Working from home: the truth behind the ideals

2011-10-05 00:00

WHEN I started considering having children, I decided that I wanted to have the flexibility that came with working for myself, from home. I am in the fortunate position of having a transportable career, which meant that I could easily adapt to freelancing.

Aside from the obvious advantages of being able to do school lifts, be around when your child is sick and not miss out on those important milestones by being stuck in an office halfway around town, I also envisioned a life of sneaking out to afternoon movies during that dead work time, being able to take myself off shopping when I needed to and going for the occasional lunch with friends that could last more than the regulated hour.

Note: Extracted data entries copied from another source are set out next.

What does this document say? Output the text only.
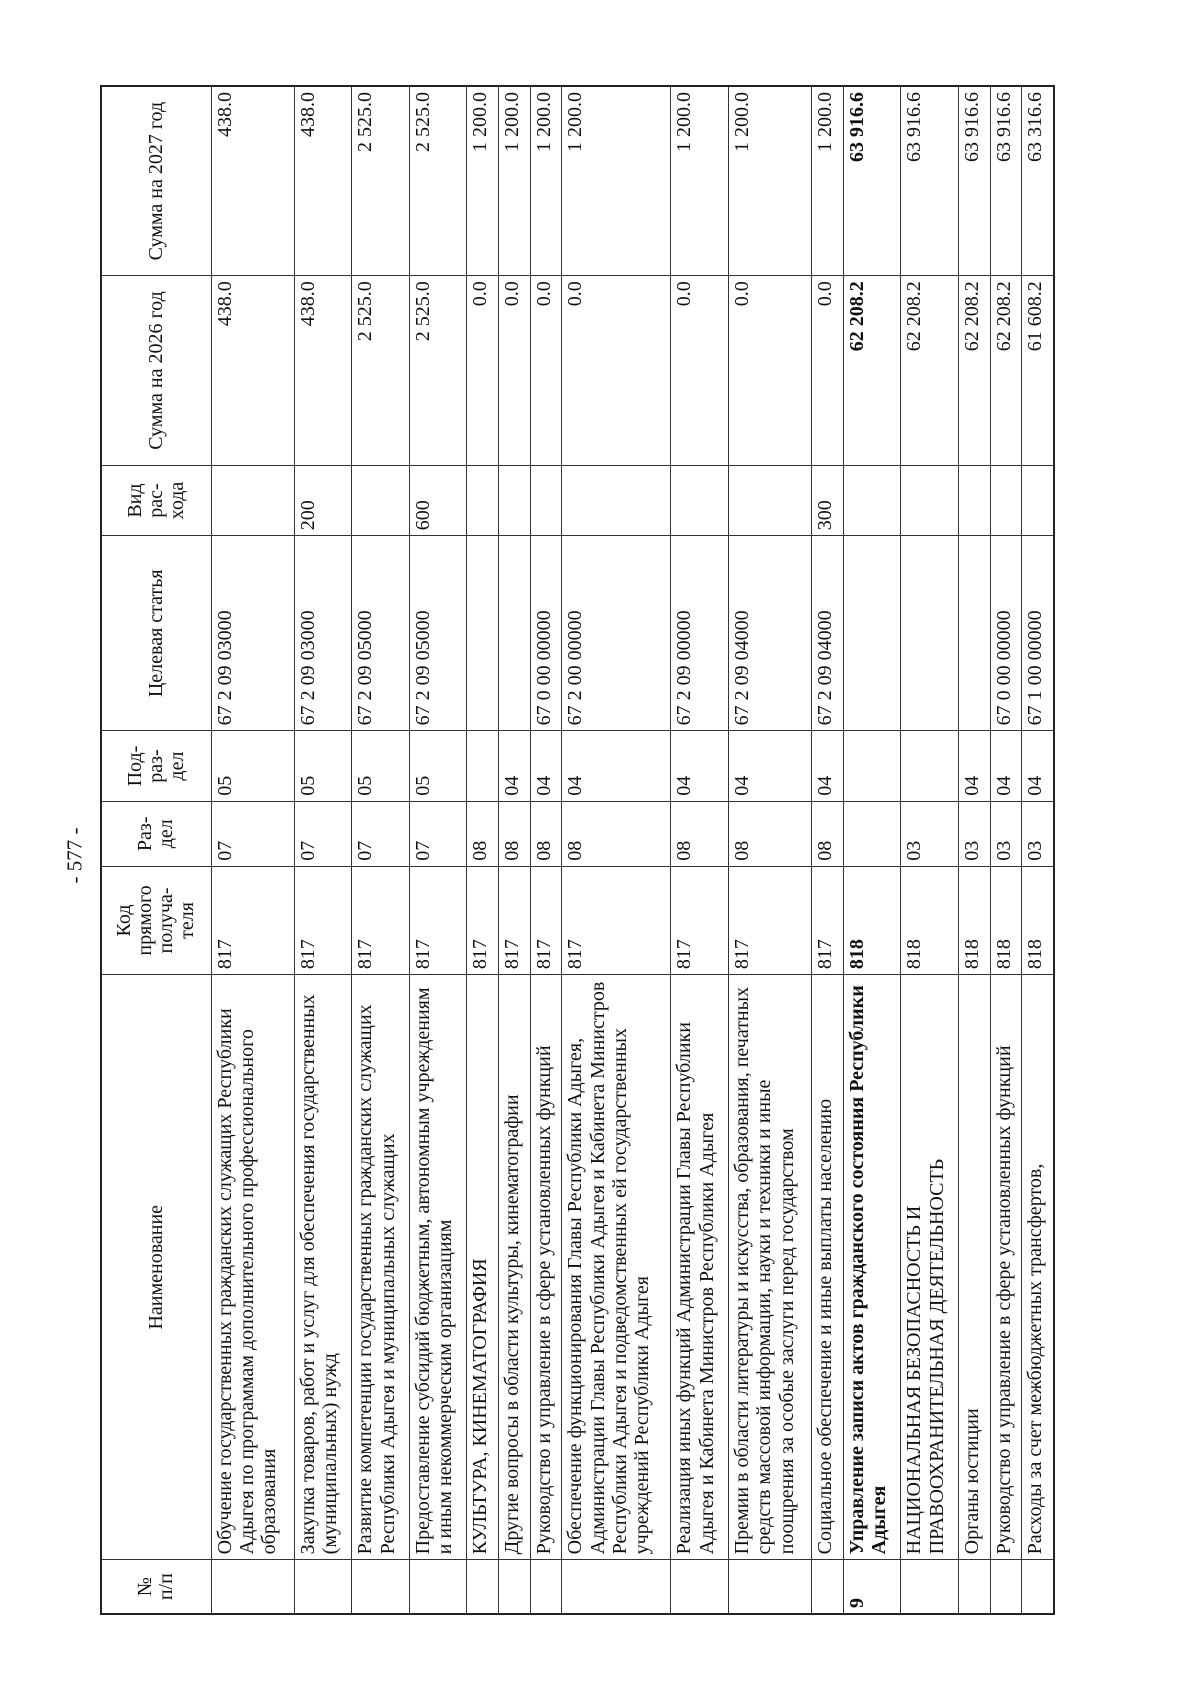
- 577 -
№
п/п	Наименование	Код прямого получа-теля	Раз-дел	Под-раз-дел	Целевая статья	Вид рас-хода	Сумма на 2026 год	Сумма на 2027 год
	Обучение государственных гражданских служащих Республики Адыгея по программам дополнительного профессионального образования	817	07	05	67 2 09 03000		438.0	438.0
	Закупка товаров, работ и услуг для обеспечения государственных (муниципальных) нужд	817	07	05	67 2 09 03000	200	438.0	438.0
	Развитие компетенции государственных гражданских служащих Республики Адыгея и муниципальных служащих	817	07	05	67 2 09 05000		2 525.0	2 525.0
	Предоставление субсидий бюджетным, автономным учреждениям и иным некоммерческим организациям	817	07	05	67 2 09 05000	600	2 525.0	2 525.0
	КУЛЬТУРА, КИНЕМАТОГРАФИЯ	817	08				0.0	1 200.0
	Другие вопросы в области культуры, кинематографии	817	08	04			0.0	1 200.0
	Руководство и управление в сфере установленных функций	817	08	04	67 0 00 00000		0.0	1 200.0
	Обеспечение функционирования Главы Республики Адыгея, Администрации Главы Республики Адыгея и Кабинета Министров Республики Адыгея и подведомственных ей государственных учреждений Республики Адыгея	817	08	04	67 2 00 00000		0.0	1 200.0
	Реализация иных функций Администрации Главы Республики Адыгея и Кабинета Министров Республики Адыгея	817	08	04	67 2 09 00000		0.0	1 200.0
	Премии в области литературы и искусства, образования, печатных средств массовой информации, науки и техники и иные поощрения за особые заслуги перед государством	817	08	04	67 2 09 04000		0.0	1 200.0
	Социальное обеспечение и иные выплаты населению	817	08	04	67 2 09 04000	300	0.0	1 200.0
9	Управление записи актов гражданского состояния Республики Адыгея	818					62 208.2	63 916.6
	НАЦИОНАЛЬНАЯ БЕЗОПАСНОСТЬ И ПРАВООХРАНИТЕЛЬНАЯ ДЕЯТЕЛЬНОСТЬ	818	03				62 208.2	63 916.6
	Органы юстиции	818	03	04			62 208.2	63 916.6
	Руководство и управление в сфере установленных функций	818	03	04	67 0 00 00000		62 208.2	63 916.6
	Расходы за счет межбюджетных трансфертов,	818	03	04	67 1 00 00000		61 608.2	63 316.6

The reality, I’ve found, is a little different. While I’m always cautious about griping about the fact that I am busy and therefore earning, working from home has seen me with even less spare time than I had when I was employed. Here are a few of the concepts I’ve had to come to terms with.

• The household maintenance becomes your responsibility. You’re there, so why should you and your partner take it in turns to take a morning off work to wait for a plumber?

• If you’re not working, you’re not earning, so you work. Those afternoon movies never happen.

• There’s always something you should be doing. You should be marketing yourself, pitching for work and schmoozing clients, even if you’re not on a deadline.

• Friends and family assume you’re not busy because you work from home. You’ll always be the person who has to collect something, drop something off, buy something, research whatever.

• Instead of freeing yourself up from one boss, you’ve given yourself several. You learn to juggle multiple clients with multiple deadlines.

• You take on too much — whether it’s social stuff or work stuff, you drown yourself with too many commitments.

• Admin takes over your life. You’re running your own business: this means you have to pay bills, do the invoicing and generally run the show. This isn’t something that can be done in the last five minutes of every day.

• When you have kids, they know where to find you. You set this whole situation up so that you could be available to them, and suddenly you find that you’re too available. They come knocking at your door to ask you to help with the slightest inconvenience that they are suffering.

Although I’ve learnt that the freelance life is not all roses, I still wouldn’t give up my independence and flexibility for anything.